Factoring $x^4 + 12x^3 + 46x^2 + 59x + 18$

Question

How do I factorize the following? $$x^4 + 12x^3 + 46x^2 + 59x + 18$$

I've tried looking for a root by trial and error to no avail.

The answer is $$(x^2 + 5x + 2)(x^2 + 7x + 9)$$

Answer 1

There is an algorithm for factorizing quartic polynomials with rational coefficients.

The first step is to use the rational roots theorem to determine whether or not the polynomial has rational roots. Yours has none.

The second step is to replace your quartic by its reduced version: in your case it's$$q(x)=p(x-3)=x^4-8x^2-x+12.$$Now, let $r(x)$ be the resolvent cubic of $q(x)$, which is $y^3-16y^2+16y-1$. Does it have a rational root which happens to be the square of another rational number? Yes: $1(=1^2)$. Then it follows from what is described here that$$q(x)=\left(x^2-x-4\right) \left(x^2+x-3\right)$$and that therefore$$p(x)=r(x+3)=\left(x^2+5 x+2\right) \left(x^2+7 x+9\right)$$indeed.

Answer 2

There are quiet a few ways to do it.
First of all you can find the zeros of this polynomial by Ferrari's method. As you find it, you can surely factorize the polynomial.
Another way is to use Descartes' rule of sign which gives you a hint where the roots of the equation $f(x)=0$ lie.
Also if $f(\alpha).f(\beta)<0$ then you are quiet sure that at least one root of $f(x)=0$ lies between $\alpha$ and $\beta$. By trial and error method, you can find that root.

Answer 3

The first step is check for linear factors. By the rational roots theorem, the only possible rational roots are $\pm 1, \pm 3, \pm 9, \pm 2, \pm 6, \pm 18$. Once you have eliminated linear factors, the only possible factorization is as two quadratics.

With that out of the way, a good general technique to look for factorizations is to reduce mod n for various n. If $f(x)=p(x)q(x)$, then reducing mod n yields a factorization for $f(x) \pmod n$. If $n$ is bigger than any of the coefficients of $p, q,$ or $f$, then we can read off the actual factorization from the modular factorization.
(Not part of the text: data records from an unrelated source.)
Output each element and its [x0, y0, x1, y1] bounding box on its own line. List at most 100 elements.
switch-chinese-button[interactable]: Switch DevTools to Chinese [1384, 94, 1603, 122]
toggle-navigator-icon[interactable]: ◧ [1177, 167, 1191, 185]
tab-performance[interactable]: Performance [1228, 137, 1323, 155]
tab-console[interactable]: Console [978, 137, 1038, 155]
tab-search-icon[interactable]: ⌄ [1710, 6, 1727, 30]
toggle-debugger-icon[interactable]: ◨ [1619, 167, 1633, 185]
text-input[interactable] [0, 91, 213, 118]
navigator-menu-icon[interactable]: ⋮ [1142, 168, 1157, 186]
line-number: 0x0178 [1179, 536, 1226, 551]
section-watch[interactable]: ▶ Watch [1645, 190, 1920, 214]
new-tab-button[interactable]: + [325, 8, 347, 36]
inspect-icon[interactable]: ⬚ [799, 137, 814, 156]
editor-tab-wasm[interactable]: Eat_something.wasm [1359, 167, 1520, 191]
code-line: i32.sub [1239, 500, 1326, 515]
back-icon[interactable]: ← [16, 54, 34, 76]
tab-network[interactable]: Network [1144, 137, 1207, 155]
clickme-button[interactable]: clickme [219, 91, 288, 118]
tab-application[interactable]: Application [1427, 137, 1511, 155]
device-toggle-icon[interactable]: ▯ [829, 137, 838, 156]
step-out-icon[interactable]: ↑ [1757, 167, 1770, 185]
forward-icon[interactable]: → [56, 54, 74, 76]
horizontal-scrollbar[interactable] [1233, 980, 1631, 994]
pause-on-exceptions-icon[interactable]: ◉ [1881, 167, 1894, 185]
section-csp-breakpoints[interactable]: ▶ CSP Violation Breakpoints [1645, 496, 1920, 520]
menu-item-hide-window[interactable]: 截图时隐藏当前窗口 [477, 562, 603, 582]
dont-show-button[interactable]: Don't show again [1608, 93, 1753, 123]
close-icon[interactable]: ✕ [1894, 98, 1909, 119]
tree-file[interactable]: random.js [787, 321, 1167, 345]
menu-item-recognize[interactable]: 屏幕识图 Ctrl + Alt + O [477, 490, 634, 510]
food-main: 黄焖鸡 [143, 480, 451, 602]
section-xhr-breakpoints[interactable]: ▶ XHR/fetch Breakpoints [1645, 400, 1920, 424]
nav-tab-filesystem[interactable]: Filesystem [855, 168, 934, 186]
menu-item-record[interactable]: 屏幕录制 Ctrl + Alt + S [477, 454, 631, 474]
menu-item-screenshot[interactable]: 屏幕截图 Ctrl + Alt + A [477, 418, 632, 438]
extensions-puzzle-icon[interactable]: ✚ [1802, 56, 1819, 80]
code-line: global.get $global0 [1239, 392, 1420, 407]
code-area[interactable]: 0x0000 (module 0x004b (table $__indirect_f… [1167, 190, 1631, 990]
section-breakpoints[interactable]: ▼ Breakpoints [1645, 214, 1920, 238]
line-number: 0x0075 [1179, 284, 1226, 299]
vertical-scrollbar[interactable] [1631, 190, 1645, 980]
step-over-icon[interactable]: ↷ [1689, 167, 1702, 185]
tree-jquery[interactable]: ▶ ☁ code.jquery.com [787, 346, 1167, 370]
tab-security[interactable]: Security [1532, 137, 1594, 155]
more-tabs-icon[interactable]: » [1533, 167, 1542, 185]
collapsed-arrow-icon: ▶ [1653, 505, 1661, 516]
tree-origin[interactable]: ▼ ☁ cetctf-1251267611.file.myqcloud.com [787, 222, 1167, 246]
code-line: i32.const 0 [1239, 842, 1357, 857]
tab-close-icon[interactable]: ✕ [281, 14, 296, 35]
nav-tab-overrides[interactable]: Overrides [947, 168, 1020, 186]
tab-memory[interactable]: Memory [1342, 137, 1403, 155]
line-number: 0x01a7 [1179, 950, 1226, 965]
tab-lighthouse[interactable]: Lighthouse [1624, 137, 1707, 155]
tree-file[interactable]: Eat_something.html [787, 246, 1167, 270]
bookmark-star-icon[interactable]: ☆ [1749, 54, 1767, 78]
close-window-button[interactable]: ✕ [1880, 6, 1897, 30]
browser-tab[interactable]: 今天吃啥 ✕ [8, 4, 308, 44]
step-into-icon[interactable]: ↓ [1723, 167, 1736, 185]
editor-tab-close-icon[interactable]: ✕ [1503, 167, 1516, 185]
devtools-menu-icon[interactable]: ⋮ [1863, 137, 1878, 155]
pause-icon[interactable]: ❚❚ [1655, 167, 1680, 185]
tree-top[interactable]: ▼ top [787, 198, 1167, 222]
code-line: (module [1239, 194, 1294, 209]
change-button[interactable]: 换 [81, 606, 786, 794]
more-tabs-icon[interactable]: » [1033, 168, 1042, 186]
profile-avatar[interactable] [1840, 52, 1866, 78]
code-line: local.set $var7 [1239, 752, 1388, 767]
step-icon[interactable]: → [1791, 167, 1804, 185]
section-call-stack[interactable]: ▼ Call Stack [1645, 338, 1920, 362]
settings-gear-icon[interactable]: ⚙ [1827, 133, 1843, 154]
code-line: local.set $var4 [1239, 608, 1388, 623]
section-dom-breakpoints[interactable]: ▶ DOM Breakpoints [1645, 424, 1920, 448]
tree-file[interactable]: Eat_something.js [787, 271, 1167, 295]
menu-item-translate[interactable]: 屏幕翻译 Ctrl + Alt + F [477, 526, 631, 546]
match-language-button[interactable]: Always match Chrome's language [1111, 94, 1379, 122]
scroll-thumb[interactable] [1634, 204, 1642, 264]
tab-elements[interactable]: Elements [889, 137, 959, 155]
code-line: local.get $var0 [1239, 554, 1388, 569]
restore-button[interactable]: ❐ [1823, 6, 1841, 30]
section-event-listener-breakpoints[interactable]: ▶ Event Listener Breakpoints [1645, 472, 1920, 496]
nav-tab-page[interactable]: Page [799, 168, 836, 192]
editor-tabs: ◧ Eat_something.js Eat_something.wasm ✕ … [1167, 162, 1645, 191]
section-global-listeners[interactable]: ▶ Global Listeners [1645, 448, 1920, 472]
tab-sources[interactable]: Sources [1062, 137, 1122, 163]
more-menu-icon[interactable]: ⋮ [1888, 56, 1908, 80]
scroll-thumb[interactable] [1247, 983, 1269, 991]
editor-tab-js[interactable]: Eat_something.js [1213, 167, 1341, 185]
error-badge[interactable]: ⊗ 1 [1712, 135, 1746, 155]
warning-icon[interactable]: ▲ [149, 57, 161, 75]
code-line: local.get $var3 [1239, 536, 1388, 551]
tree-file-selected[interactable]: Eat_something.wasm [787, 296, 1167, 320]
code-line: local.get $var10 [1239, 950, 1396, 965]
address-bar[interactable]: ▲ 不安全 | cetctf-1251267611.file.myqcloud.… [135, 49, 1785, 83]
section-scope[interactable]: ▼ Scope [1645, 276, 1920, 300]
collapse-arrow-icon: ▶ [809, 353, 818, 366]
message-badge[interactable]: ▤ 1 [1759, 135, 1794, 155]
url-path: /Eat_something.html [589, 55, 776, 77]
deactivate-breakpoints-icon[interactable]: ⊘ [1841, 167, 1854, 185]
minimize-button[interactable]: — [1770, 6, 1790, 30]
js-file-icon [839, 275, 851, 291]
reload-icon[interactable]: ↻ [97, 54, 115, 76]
To figure out what primes we might attempt to reduce modulo, let us compute $f(k)$ for small values of $k$, as a factor here will yield that $k$ is a root mod that factor.

Working mod 2, we have $f(x)=x^4+x=x(x+1)(x^2+x+1)$, the last factor being irreducible mod 2. Working mod 3, $f(x)=x^4+x^2-x=x(x+1)(x^2-x-1)$, the last term also being irreducible mod 3. Computing $f(k)$ for small values of $k$ and factoring to find primes such that $f(k)$ will have at least one linear factor, we see that $(x+8)$ will be a factor mod 13 and 17, and $(x-3)$ will b a factor mod 13. We get $f(x)\equiv (x-3)^3(x+8) \pmod{13}$ and $f(x)\equiv (x+3)(x-1)(x-6)^2 \pmod{17}$.

Thus, either $p(x)\equiv (x-3)^2 \pmod{13}$ and $q(x)\equiv (x-3)(x+8) \pmod{13}$ or vice versa. Similarly, $p(x)\equiv (x-6)^2,(x-6)(x-1),(x-6)(x+3)$, or $(x-1)(x+3)\pmod{17}.$

Just using the mod 13 and 17 information is enough to find the factors mod 221, which is enough to specify the factors entirely. The mod 2 and 3 information serves as a good double-check. There are still a few combinations to check, but it makes the problem tractable.

The advantage of this method is that when a factorization does NOT exist, this can potentially show that too, by narrowing down what the shape of the factorization would have to be, and getting contradictory information. For example, if you had $f(x)=x^5+15x^2+3$, then mod 3, this would either factor as $x(x^4)$ or $x^2(x^3)$, and since the constant term is not divisible by $9$, neither of these can happen. This particular case can be extended to Eisenstein's criterion, but the general idea is useful more broadly.